I love my sister’s in-laws. They are a large, friendly bunch who lay waste to every bad in-law joke you may have ever heard. BIL and his twin were actually high school classmates of mine, and I actually knew him before he and my sister even met.
BIL has six brothers. All but the youngest is married. All but two have children. When even a couple of them gather in one place with their families, you know they are there. The last time I saw them all together in one place was nearly 7 years ago when DNOS and BIL married. I remember at my parents house the next day while the grown-ups were outside watching the newlyweds unwrap gifts I walked into the kitchen to find a half-dozen or so of BIL’s nieces and nephews pretending to mix drinks using various concoctions of soda pop.
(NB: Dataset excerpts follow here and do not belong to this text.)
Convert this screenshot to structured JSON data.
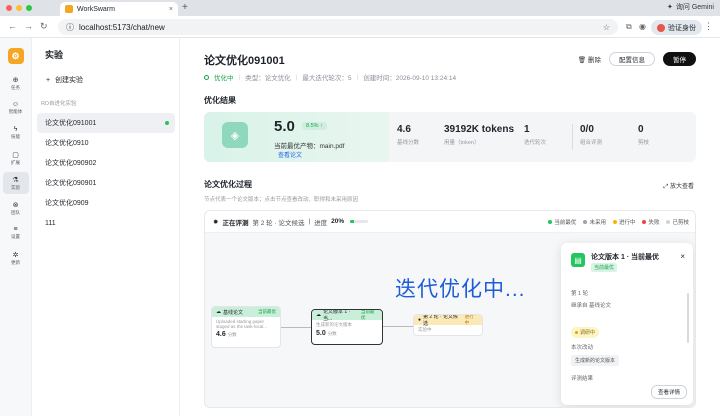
{
  "browser": {
    "tab_title": "WorkSwarm",
    "url": "localhost:5173/chat/new",
    "gemini_label": "询问 Gemini",
    "verify_label": "验证身份"
  },
  "rail": [
    {
      "label": "任务",
      "icon": "⊕"
    },
    {
      "label": "智能体",
      "icon": "☺"
    },
    {
      "label": "技能",
      "icon": "ϟ"
    },
    {
      "label": "扩展",
      "icon": "▢"
    },
    {
      "label": "实验",
      "icon": "⚗",
      "active": true
    },
    {
      "label": "团队",
      "icon": "⊗"
    },
    {
      "label": "设置",
      "icon": "≡"
    },
    {
      "label": "更新",
      "icon": "✲"
    }
  ],
  "sidebar": {
    "title": "实验",
    "new_label": "创建实验",
    "group_label": "RD自进化实验",
    "items": [
      {
        "label": "论文优化091001",
        "active": true
      },
      {
        "label": "论文优化0910"
      },
      {
        "label": "论文优化090902"
      },
      {
        "label": "论文优化090901"
      },
      {
        "label": "论文优化0909"
      },
      {
        "label": "111"
      }
    ]
  },
  "header": {
    "title": "论文优化091001",
    "status": "优化中",
    "type": "类型：论文优化",
    "max_iter": "最大迭代轮次：5",
    "created": "创建时间：2026-09-10 13:24:14",
    "delete_label": "删除",
    "config_label": "配置信息",
    "pause_label": "暂停"
  },
  "result": {
    "section": "优化结果",
    "score": "5.0",
    "pct": "8.5% ↑",
    "best_label": "当前最优产物：main.pdf",
    "view_label": "查看论文",
    "stats": [
      {
        "value": "4.6",
        "label": "基线分数"
      },
      {
        "value": "39192K tokens",
        "label": "用量（token）"
      },
      {
        "value": "1",
        "label": "迭代轮次"
      },
      {
        "value": "0/0",
        "label": "组合评测"
      },
      {
        "value": "0",
        "label": "剪枝"
      }
    ]
  },
  "process": {
    "title": "论文优化过程",
    "subtitle": "节点代表一个论文版本；点击节点查看改动、职得和未采用原因",
    "zoom_label": "放大查看",
    "status_label": "正在评测",
    "round_label": "第 2 轮 · 论文候选",
    "progress_label": "进度",
    "progress_pct": "20%",
    "progress_value": 0.2,
    "legend": [
      {
        "label": "当前最优",
        "color": "#22c55e"
      },
      {
        "label": "未采用",
        "color": "#9ca3af"
      },
      {
        "label": "进行中",
        "color": "#f5b700"
      },
      {
        "label": "失败",
        "color": "#ef4444"
      },
      {
        "label": "已剪枝",
        "color": "#d1d5db"
      }
    ],
    "overlay_text": "迭代优化中...",
    "nodes": [
      {
        "title": "基线论文",
        "tag": "当前最优",
        "desc": "Uploaded starting paper staged as the task-local...",
        "score": "4.6",
        "unit": "分数"
      },
      {
        "title": "论文版本 1 · 当...",
        "tag": "当前最优",
        "desc": "生成新的论文版本",
        "score": "5.0",
        "unit": "分数"
      },
      {
        "title": "第 2 轮 · 论文候选",
        "tag": "进行中",
        "desc": "实验中"
      }
    ]
  },
  "detail": {
    "title": "论文版本 1 · 当前最优",
    "badge": "当前最优",
    "round": "第 1 轮",
    "parent": "继承自 基线论文",
    "chip": "调研中",
    "changes_label": "本次改动",
    "change_value": "生成新的论文版本",
    "review_label": "评测结果",
    "view_btn": "查看详情"
  }
}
My sister is actually the “oldest” of the sister-in-law’s even though she was the last one of them to marry into the family. DNOS and BIL dated for about fifteen years. They got engaged The Christmas after Will and I got married. In fact, the first time we visited after our engagement BIL’s comment to Will was “Thanks a lot.” Even with the occasionally clash of personalities, I have always thought my sister to be extremely blessed as far as in-laws are concerned. Because Will was an only child and not really comfortable with either side of his family, I knew I wouldn’t have what DNOS did but I had high hopes for pleasant holidays and other such gatherings. I didn’t get that. As we circled the park today trailing after P’s wife K as she scouted about for a picnic site in what is essentially a campground, I had brief flashes of the Mathes family celebrations. A room ringed with people on folding chairs, eating off paper plated balanced precariously on their knees while engaged in the awkward small talk that periodically broke the silence. My sister has not always taken her in-laws in stride, but her observations of mine have made her more grateful for them than she already was.
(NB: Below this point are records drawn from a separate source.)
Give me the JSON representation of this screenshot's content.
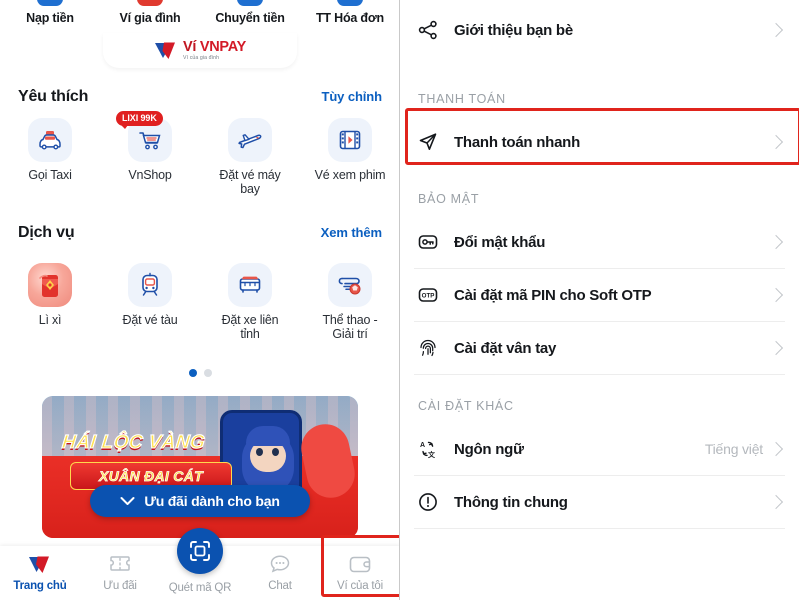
{
  "left": {
    "quick_actions": [
      {
        "label": "Nạp tiền",
        "icon": "wallet-topup-icon",
        "color": "#1f6fd0"
      },
      {
        "label": "Ví gia đình",
        "icon": "family-wallet-icon",
        "color": "#e03a2f"
      },
      {
        "label": "Chuyển tiền",
        "icon": "transfer-icon",
        "color": "#1f6fd0"
      },
      {
        "label": "TT Hóa đơn",
        "icon": "bill-payment-icon",
        "color": "#1f6fd0"
      }
    ],
    "logo": {
      "name": "Ví",
      "brand": "VNPAY",
      "tagline": "Ví của gia đình"
    },
    "favorites": {
      "title": "Yêu thích",
      "action": "Tùy chỉnh",
      "items": [
        {
          "label": "Gọi Taxi",
          "icon": "taxi-icon",
          "badge": ""
        },
        {
          "label": "VnShop",
          "icon": "shopping-cart-icon",
          "badge": "LIXI 99K"
        },
        {
          "label": "Đặt vé máy bay",
          "icon": "airplane-icon",
          "badge": ""
        },
        {
          "label": "Vé xem phim",
          "icon": "movie-ticket-icon",
          "badge": ""
        }
      ]
    },
    "services": {
      "title": "Dịch vụ",
      "action": "Xem thêm",
      "items": [
        {
          "label": "Lì xì",
          "icon": "red-envelope-icon",
          "badge": ""
        },
        {
          "label": "Đặt vé tàu",
          "icon": "train-icon",
          "badge": ""
        },
        {
          "label": "Đặt xe liên tỉnh",
          "icon": "bus-icon",
          "badge": ""
        },
        {
          "label": "Thể thao - Giải trí",
          "icon": "sports-icon",
          "badge": ""
        }
      ]
    },
    "pagination": {
      "total": 2,
      "active": 1
    },
    "banner": {
      "title": "HÁI LỘC VÀNG",
      "subtitle": "XUÂN ĐẠI CÁT",
      "cta": "Ưu đãi dành cho bạn",
      "cta_icon": "chevron-down-icon"
    },
    "bottom_nav": {
      "items": [
        {
          "label": "Trang chủ",
          "icon": "home-vnpay-icon",
          "active": true,
          "highlighted": false
        },
        {
          "label": "Ưu đãi",
          "icon": "voucher-icon",
          "active": false,
          "highlighted": false
        },
        {
          "label": "Quét mã QR",
          "icon": "qr-scan-icon",
          "active": false,
          "highlighted": false
        },
        {
          "label": "Chat",
          "icon": "chat-icon",
          "active": false,
          "highlighted": false
        },
        {
          "label": "Ví của tôi",
          "icon": "wallet-icon",
          "active": false,
          "highlighted": true
        }
      ]
    }
  },
  "right": {
    "top_item": {
      "label": "Giới thiệu bạn bè",
      "icon": "share-nodes-icon"
    },
    "groups": [
      {
        "header": "THANH TOÁN",
        "items": [
          {
            "label": "Thanh toán nhanh",
            "icon": "paper-plane-icon",
            "value": "",
            "highlighted": true
          }
        ]
      },
      {
        "header": "BẢO MẬT",
        "items": [
          {
            "label": "Đổi mật khẩu",
            "icon": "key-icon",
            "value": "",
            "highlighted": false
          },
          {
            "label": "Cài đặt mã PIN cho Soft OTP",
            "icon": "otp-icon",
            "value": "",
            "highlighted": false
          },
          {
            "label": "Cài đặt vân tay",
            "icon": "fingerprint-icon",
            "value": "",
            "highlighted": false
          }
        ]
      },
      {
        "header": "CÀI ĐẶT KHÁC",
        "items": [
          {
            "label": "Ngôn ngữ",
            "icon": "language-icon",
            "value": "Tiếng việt",
            "highlighted": false
          },
          {
            "label": "Thông tin chung",
            "icon": "info-circle-icon",
            "value": "",
            "highlighted": false
          }
        ]
      }
    ]
  },
  "colors": {
    "brand_blue": "#0b52b0",
    "brand_red": "#d31a27",
    "highlight_red": "#e0241c",
    "muted_text": "#9aa0a6"
  }
}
My daughter loves to visit with her cousin’s cousins. She is just beginning to understand that she is not related to Uncle BIL’s family, but she stubbornly maintains that his youngest nephew is in fact just as much her cousin as N2, BIL and DNOS’s son, is. They are quite the trio. No is the oldest at six and a half, followed by N2 who is just six and then my Dee at not quite five. They ran themselves silly, played on the swings and argued over the camping chairs. No tried to convince the other two to play “runway model” on top of one of the picnic tables. N2 was game but Dee hung back and merely watched. I don’t think she knows what a model is and the look on her face indicated that she wasn’t quite certain that this was an activity for boys. My daughter is a bit archaic in her ideas about gender. As I watched I remarked to my sister that her husband would not have permitted a game like that to played for long. He is very archaic in his ideas about gender, but as the two boys sashayed up and down the table top, wiggling their bums like girls in a hip-hop video, everyone but Dee and I pretended not to notice.
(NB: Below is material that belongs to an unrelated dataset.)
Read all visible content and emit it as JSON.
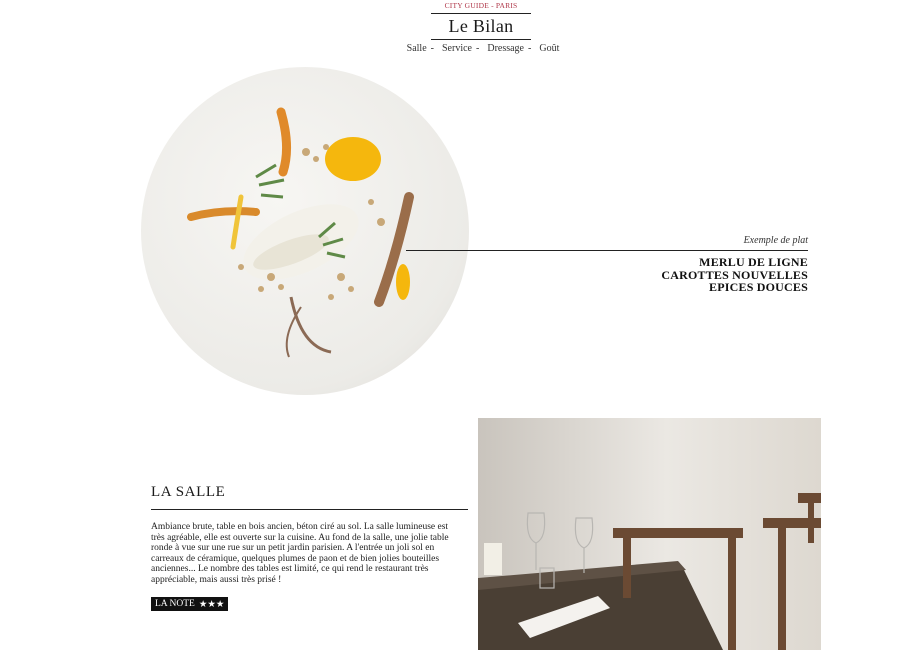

After a dinner of grilled animal and assorted junk food of which Dee partook and I demurred politely, we said our good-byes. Real good-byes I realized when Dee pointed out to No that it was very unlikely he would ever see my Dee again. It’s interesting the people who are connected to your life, but who you have such a little bit of contact with over the course of it. I wonder if a person is richer or poorer for it?